FILTER() – When, Why, & How to Use It

 
A recent comment/question alerted me to the fact that I’ve never devoted a post just to this very useful (and often misunderstood) function.  Time to correct that.

The #1 Reason to Use FILTER – When CALCULATE Breaks Down

A function 'CALCULATE' has been used in a Boolean expression that is used as a table filter expression. This is not allowed.

Does this Mysterious Error Look Familiar?

 

A function 'CALCULATE' has been used in a Boolean expression that is used as a table filter expression. This is not allowed.

Different Formula, Same Error

What’s Wrong With Those Formulas?

The thing both of those formulas have in common is that they are using a measure in the filter argument of the CALCULATE function.  In both examples here, I’ve highlighted the offending measure in yellow.

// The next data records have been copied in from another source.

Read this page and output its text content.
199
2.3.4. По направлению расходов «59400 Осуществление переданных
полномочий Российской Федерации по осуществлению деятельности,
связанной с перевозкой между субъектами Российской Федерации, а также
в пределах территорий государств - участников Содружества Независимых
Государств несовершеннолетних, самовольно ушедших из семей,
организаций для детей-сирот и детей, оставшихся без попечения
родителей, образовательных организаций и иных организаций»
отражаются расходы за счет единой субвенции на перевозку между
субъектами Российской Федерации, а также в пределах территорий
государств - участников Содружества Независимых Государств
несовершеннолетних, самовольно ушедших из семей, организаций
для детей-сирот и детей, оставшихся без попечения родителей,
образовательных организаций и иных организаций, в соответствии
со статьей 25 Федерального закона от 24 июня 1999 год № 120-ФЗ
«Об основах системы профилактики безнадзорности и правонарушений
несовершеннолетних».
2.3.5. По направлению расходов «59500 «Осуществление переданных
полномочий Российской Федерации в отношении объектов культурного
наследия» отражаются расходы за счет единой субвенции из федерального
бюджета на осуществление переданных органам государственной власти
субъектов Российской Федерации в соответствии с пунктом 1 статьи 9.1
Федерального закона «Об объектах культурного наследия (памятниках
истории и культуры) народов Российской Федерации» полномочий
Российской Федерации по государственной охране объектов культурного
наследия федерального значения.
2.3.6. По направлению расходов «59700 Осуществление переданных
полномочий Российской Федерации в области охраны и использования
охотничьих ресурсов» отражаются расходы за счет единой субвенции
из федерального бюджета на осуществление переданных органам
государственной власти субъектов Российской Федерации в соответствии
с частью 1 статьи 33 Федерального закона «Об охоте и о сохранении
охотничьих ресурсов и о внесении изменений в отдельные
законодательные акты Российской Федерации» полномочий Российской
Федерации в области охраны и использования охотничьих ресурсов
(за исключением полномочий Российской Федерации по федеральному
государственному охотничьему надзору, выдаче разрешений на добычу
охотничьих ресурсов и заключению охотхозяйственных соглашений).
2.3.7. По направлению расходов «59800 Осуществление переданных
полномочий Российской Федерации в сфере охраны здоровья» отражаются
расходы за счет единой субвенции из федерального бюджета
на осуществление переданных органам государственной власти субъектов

CALCULATE([Sightings per Year], [Avg Sighting Length in Mins]>6)

CALCULATE([Sightings per Year],
   Observations[TTL Min]>[Avg Sighting Length in Mins])

In the first formula, I was trying to use a measure on the left side of the comparison, and in the second, I was trying to use a measure on the right side of the comparison.  Both are illegal.

CALCULATE expects its filter arguments to take the form of Column=Fixed Value, or >Fixed Value, <= Fixed Value, etc., where “Fixed Value” is a specific number (like 6), a specific text string (like “Regular”), or a specific date.  So my first formula violates the rule that a column name is required on the left.  And my second formula violates the rule where a fixed value (not an expression or a measure) is required on the right.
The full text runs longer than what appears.